有識者の負荷が低いという点も大きなメリットです。前述の通り、「既存システムと同じように動く」が大原則であるため、業務がわからなくとも新旧比較テストは実施可能です。つまり、有識者から業務レクチャを受けなくても、ある程度のテストは進めることが可能ということになります。業務に特化したテストを実施する際は有識者の助力が必要となりますが、要件定義から有識者に負荷がかかるスクラッチ開発に比べれば、マイグレーションは有識者の負荷をかなり抑えられた状態でプロジェクトを進めることが可能です。

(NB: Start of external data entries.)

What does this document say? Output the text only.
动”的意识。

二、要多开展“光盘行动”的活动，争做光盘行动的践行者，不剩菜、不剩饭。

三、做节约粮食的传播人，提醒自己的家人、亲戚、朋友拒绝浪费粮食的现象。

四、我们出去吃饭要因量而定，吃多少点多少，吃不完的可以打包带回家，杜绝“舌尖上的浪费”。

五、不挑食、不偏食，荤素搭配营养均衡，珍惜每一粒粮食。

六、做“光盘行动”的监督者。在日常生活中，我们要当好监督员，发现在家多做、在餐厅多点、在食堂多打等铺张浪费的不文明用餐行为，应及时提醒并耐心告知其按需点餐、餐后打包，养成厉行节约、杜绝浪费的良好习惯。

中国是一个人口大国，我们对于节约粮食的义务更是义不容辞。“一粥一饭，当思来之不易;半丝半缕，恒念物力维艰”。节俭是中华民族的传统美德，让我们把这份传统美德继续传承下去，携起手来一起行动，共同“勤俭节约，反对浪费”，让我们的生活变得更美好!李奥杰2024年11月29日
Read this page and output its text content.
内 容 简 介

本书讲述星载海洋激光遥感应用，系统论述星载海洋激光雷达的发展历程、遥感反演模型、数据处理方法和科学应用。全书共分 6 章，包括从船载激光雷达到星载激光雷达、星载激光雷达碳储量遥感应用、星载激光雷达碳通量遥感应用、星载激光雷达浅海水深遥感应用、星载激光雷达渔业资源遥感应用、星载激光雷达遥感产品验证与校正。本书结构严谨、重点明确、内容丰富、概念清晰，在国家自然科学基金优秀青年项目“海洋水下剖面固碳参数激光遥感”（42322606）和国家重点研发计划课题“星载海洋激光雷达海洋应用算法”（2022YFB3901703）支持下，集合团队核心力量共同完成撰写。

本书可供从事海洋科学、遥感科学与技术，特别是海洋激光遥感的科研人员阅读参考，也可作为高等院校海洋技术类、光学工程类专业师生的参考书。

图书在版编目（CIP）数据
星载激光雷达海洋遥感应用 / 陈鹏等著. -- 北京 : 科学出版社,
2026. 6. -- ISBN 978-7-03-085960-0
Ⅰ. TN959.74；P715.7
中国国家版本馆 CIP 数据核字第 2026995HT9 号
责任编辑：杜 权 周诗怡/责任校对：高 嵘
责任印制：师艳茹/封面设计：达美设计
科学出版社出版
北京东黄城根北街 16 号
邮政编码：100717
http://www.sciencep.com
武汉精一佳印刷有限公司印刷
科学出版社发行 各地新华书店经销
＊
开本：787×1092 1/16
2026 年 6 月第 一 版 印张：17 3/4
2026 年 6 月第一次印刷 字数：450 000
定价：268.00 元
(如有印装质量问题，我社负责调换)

「品質確保」についてもメリットの中で触れておきます。マイグレーションのテストは全イベントテストがメインであり、全分岐網羅テストは実施しません。その代わりにテスト以外の部分でも品質の積み上げを行い、システム全体の品質向上を図っています。例えば、本開発前にプロトタイプ開発を実施して自動変換ツールの変換精度向上を行う、手動で開発する箇所の精緻化を行ってマイグレーション設計書という形で明示する、など、テスト実施前の開発時点でも品質を作りこんで品質向上を図っています。もちろんテストでも実際の本番データにマスクをかけたものでテストを実施する、モンキーテストを実施して想定外操作時の確認を行う、など、工夫し安心してシステムが使用できるよう品質の積み上げを行っています。
3.マイグレーションのデメリット
一方、デメリットとして挙げられたのは、「自由度」、「業務要件変更」となります。
前項でも述べた通り、「既存システムと同じように動く」がマイグレーションの大原則のため、機能追加・変更を行わずそのまま移行をする点がデメリットとして挙がってきます。プロジェクト開始後の機能追加・変更はプロジェクト難易度を上げる要因になるため推奨されませんが、プロジェクト開始前に追加・変更の可能性がある機能を洗い出すことができれば、計画に組み込めるため、必ずしも不可能ではないという点はご認識いただければと思います。
4.メリット・デメリットを踏まえた選択
これまでの解説を踏まえ、どのようなケースの場合にマイグレーションを選択すべきか記載します。
〇マイグレーションを選択したほうがよいケース
- 移行にかかるコストをできるだけ抑えたい、開発期間を短くしたい
- 既存システムはできる限りそのままの使用感を残して新しい技術を使いたい
- 開発にかかる自分たちの負荷を抑えたい(有識者が少ない、体制が弱い)
〇マイグレーションを選択しないほうがよいケース
- 現在の業務やシステムを全面的に刷新(改善)したい
- 既存システムに不具合が多数あり、大規模な修正を同時に進めたい
上記を参考に、マイグレーションを選択すべきかご検討いただければと思います。
5.マイグレーションのメリット・デメリットとは? まとめ
今回はマイグレーションとスクラッチ開発を比較し、マイグレーションのメリット・デメリットについて解説をしました。ご覧いただいた皆さまが最善の選択をするための助力となれば幸いです。